Trial date set in gas station robbery case
By Katie Pizza
Argus Observer
Thursday, April 9, 2009 10:45 AM PDT
Vale — Two individuals charged in connection to a January Ontario gas station robbery case pleaded not guilty Monday in Malheur County Circuit Court.
Juvenal Pineda, 18, and Loren Stewart, 18, are charged with three counts of robbery in the first degree and three charges of robbery in the second degree in the wake of an armed heist at the Ontario Shell Station.
“They will most likely be tried together,” Malheur County Deputy District Attorney Erin Landis said earlier this week.
The trial for Stewart and Pineda is scheduled to kick off June 15.
Police assert three individuals entered the gas station, and one man, waving a knife, ordered the three gas station employees to the floor.
OPD said the three then fled in a 1980 Toyota pickup.

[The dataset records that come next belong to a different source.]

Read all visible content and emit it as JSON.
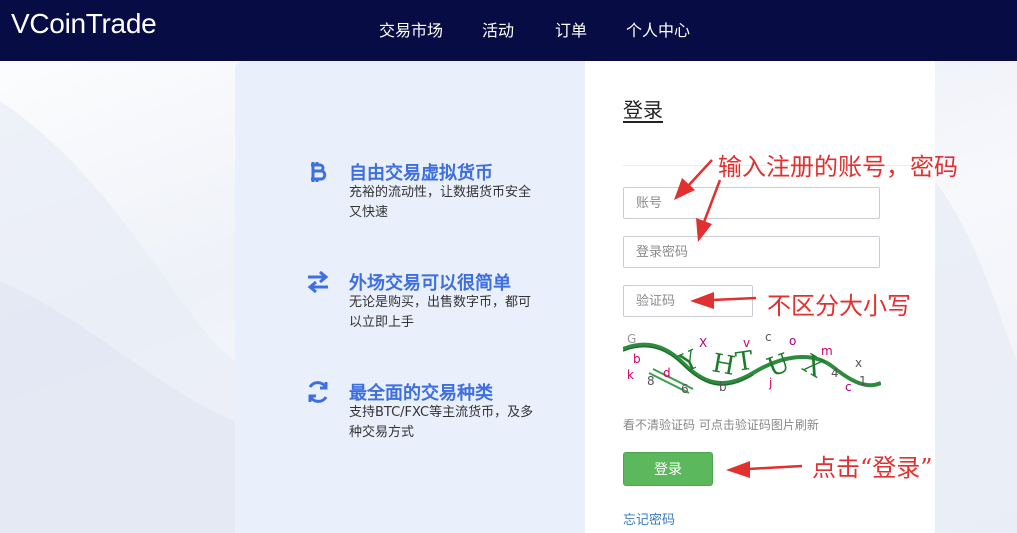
{
  "app": {
    "brand": "VCoinTrade"
  },
  "nav": [
    "交易市场",
    "活动",
    "订单",
    "个人中心"
  ],
  "features": [
    {
      "icon": "bitcoin-icon",
      "title": "自由交易虚拟货币",
      "desc": "充裕的流动性，让数据货币安全又快速"
    },
    {
      "icon": "transfer-icon",
      "title": "外场交易可以很简单",
      "desc": "无论是购买，出售数字币，都可以立即上手"
    },
    {
      "icon": "refresh-icon",
      "title": "最全面的交易种类",
      "desc": "支持BTC/FXC等主流货币，及多种交易方式"
    }
  ],
  "login": {
    "title": "登录",
    "account_placeholder": "账号",
    "password_placeholder": "登录密码",
    "captcha_placeholder": "验证码",
    "captcha_hint": "看不清验证码 可点击验证码图片刷新",
    "submit_label": "登录",
    "forgot_label": "忘记密码"
  },
  "annotations": {
    "account": "输入注册的账号，密码",
    "captcha": "不区分大小写",
    "submit": "点击“登录”"
  },
  "colors": {
    "topbar": "#070d44",
    "accent_blue": "#3d6fe0",
    "login_button": "#5cb85c",
    "annotation_red": "#e23030",
    "link": "#3a7bc0"
  }
}
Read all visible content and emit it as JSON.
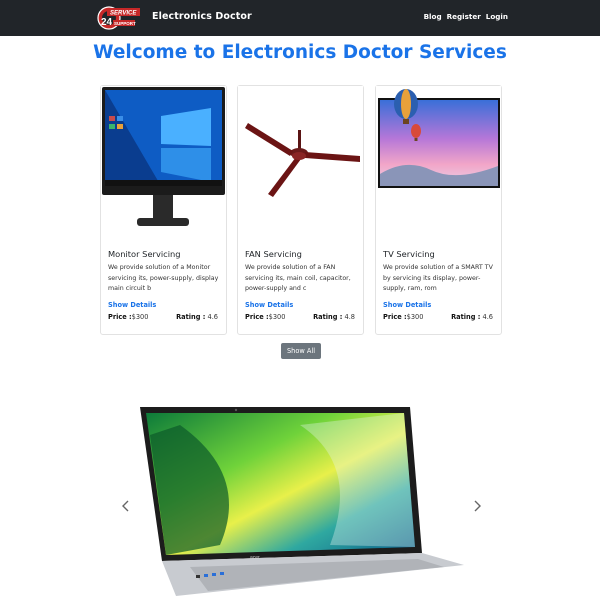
{
  "navbar": {
    "brand_name": "Electronics Doctor",
    "logo": {
      "line1": "SERVICE",
      "line2": "24",
      "line3": "SUPPORT"
    },
    "links": [
      "Blog",
      "Register",
      "Login"
    ]
  },
  "title": "Welcome to Electronics Doctor Services",
  "cards": [
    {
      "title": "Monitor Servicing",
      "desc": "We provide solution of a Monitor servicing its, power-supply, display main circuit b",
      "show_details": "Show Details",
      "price_label": "Price :",
      "price": "$300",
      "rating_label": "Rating :",
      "rating": "4.6",
      "image": "monitor-image"
    },
    {
      "title": "FAN Servicing",
      "desc": "We provide solution of a FAN servicing its, main coil, capacitor, power-supply and c",
      "show_details": "Show Details",
      "price_label": "Price :",
      "price": "$300",
      "rating_label": "Rating :",
      "rating": "4.8",
      "image": "ceiling-fan-image"
    },
    {
      "title": "TV Servicing",
      "desc": "We provide solution of a SMART TV by servicing its display, power-supply, ram, rom",
      "show_details": "Show Details",
      "price_label": "Price :",
      "price": "$300",
      "rating_label": "Rating :",
      "rating": "4.6",
      "image": "tv-image"
    }
  ],
  "show_all": "Show All",
  "carousel": {
    "image": "laptop-image",
    "prev_icon": "chevron-left-icon",
    "next_icon": "chevron-right-icon"
  },
  "colors": {
    "navbar": "#212529",
    "accent": "#1a73e8",
    "button": "#6c757d"
  }
}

Police eventually discovered the pickup on Southwest Fifth Avenue at Southwest Fourth Street.
At the time officers discovered the vehicle, only two occupants remained inside. Ontario Police Department Capt. Mark Alexander said in January Pineda fled and was later found hiding on top of a house in the 300 block of Southwest Sixth Avenue.
He was apprehended. Stewart, the driver of the vehicle, was also arrested.

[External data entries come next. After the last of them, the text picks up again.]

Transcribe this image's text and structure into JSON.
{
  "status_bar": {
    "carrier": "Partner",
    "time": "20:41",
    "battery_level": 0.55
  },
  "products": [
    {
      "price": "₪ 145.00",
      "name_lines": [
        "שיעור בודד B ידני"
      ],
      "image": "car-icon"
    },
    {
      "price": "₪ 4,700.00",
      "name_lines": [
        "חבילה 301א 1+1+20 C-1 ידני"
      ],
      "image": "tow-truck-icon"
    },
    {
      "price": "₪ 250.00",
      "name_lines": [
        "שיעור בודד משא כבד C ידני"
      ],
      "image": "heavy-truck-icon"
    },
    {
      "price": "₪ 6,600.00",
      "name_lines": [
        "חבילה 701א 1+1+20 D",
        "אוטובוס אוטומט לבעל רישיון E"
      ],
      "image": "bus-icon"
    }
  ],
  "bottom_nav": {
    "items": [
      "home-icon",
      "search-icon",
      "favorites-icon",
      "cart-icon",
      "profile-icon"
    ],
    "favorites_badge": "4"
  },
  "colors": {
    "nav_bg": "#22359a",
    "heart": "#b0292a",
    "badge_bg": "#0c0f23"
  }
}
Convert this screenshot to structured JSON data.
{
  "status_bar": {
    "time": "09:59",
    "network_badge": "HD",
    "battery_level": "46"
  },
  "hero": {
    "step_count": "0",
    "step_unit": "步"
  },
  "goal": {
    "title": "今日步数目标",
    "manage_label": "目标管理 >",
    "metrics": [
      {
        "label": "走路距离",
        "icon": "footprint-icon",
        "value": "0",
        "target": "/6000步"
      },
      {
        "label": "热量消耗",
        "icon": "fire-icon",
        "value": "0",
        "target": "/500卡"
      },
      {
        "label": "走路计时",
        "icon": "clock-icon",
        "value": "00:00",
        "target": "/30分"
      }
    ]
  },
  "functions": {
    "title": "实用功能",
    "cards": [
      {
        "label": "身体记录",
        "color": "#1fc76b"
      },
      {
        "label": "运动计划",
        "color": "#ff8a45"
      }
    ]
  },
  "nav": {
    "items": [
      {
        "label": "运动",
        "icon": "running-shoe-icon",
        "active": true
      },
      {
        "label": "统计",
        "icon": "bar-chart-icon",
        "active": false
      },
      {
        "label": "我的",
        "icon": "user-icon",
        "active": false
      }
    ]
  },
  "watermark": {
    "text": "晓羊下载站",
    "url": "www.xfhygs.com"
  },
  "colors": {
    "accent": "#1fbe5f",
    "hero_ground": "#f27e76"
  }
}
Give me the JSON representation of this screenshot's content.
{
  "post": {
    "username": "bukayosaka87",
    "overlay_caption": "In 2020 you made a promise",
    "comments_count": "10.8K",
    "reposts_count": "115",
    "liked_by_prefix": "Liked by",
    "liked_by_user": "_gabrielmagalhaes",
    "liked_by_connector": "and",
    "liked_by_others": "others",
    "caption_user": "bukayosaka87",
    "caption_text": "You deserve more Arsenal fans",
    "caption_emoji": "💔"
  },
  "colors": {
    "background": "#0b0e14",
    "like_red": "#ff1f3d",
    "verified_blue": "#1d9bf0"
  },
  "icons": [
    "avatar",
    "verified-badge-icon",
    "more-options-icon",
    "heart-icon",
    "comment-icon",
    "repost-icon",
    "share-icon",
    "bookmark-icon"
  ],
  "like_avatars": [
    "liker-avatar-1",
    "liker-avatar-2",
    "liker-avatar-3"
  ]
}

Pineda and Stewart, were originally slated to plea in mid-February but had their plea date postponed until mid-March. Malheur County District Attorney Dan Norris said the defense attorneys in both cases asked for more time to compile evidence.
A third man police assert is connected with the incident, Clemente “Bobby” Pineda, 21, is also slated to plead on robbery charges later this month.

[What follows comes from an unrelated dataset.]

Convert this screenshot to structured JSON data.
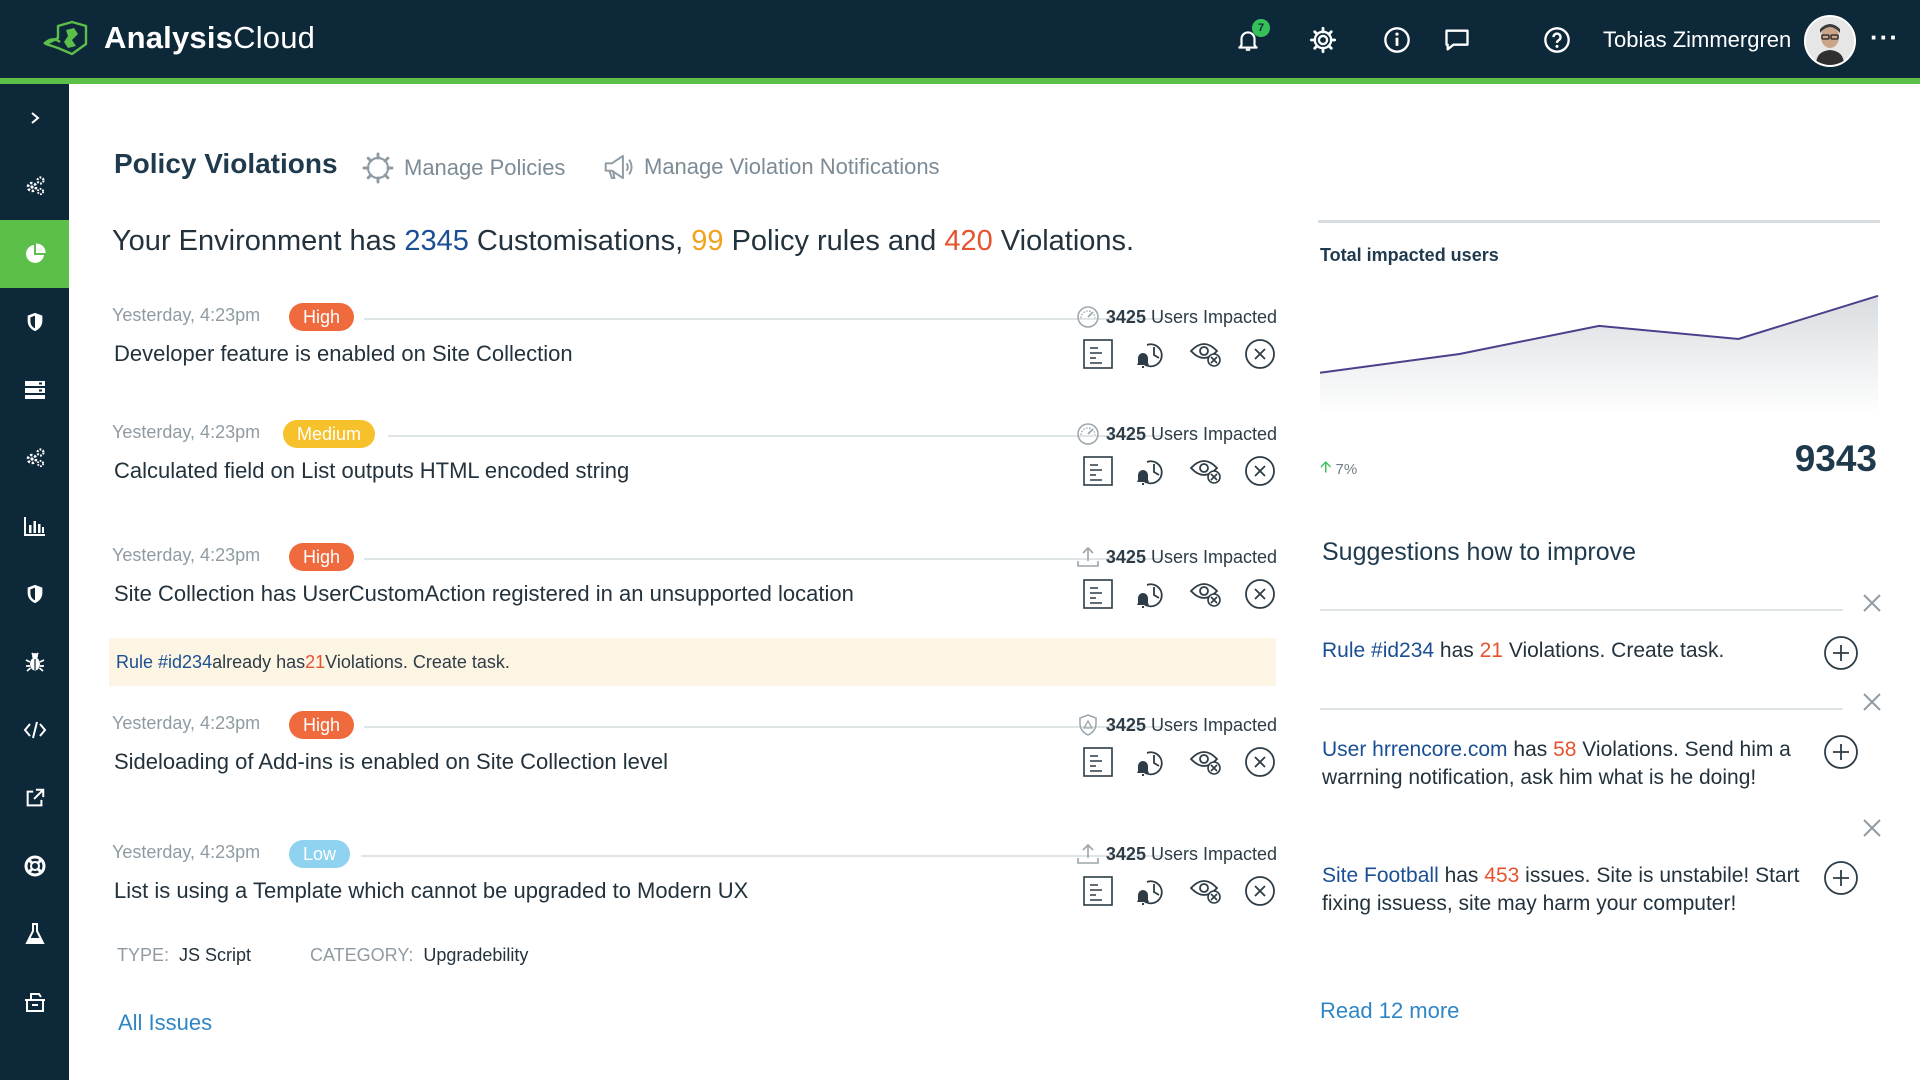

Police searched for Clemente Pineda for several weeks after the armed robbery.
Police discovered Pineda sleeping in an apartment March 26.
In other public safety news an Ontario man charged with first degree manslaughter in relation to the death of his girlfriend in August 2008 was sentenced to 185 months in jail Friday.
Marcos Delafuente, 34, who pleaded guilty to manslaughter March 24, was originally charged by a grand jury with murder in connection with the death of Apolonia Deleon, 20, Nyssa, in August. Deleon was found dead Aug. 24 at a home situated at 589 S.E. Seventh Ave., Ontario. Delafuente shared three children with DeLeon.
Last month, Landis said manslaughter normally comes with a sentence of 120 months, or 10 years. However, he said there were a number of factors that could increase the amount of time Delafuente will serve in prison.
Those factors include the fact a weapon was used in the manslaughter, the harm caused was greater than normal and Delafuente was under the influence of methamphetamine at the time.
Ultimately the sentence served by Malheur County Circuit Court Judge J. Burdette Pratt was 185 months.
However, that sentence does come with a stipulation as part of a Measure 11 statue which dictates the minimum amount of time a person must serve in crimes such as robbery, kidnapping, assault, rape and manslaughter.
“He’ll receive no good time on the first 120 months,” Landis said in a phone interview Tuesday morning.
After that, Delafuente could decrease the final 65 months by 25 percent by “behaving himself” in prison, Landis said in March.
In other court news, two men police assert are connected with a Shell Station robbery Jan. 4 plead not guilty to the robbery and received trial dates at their plea hearings Monday in Malheur County court.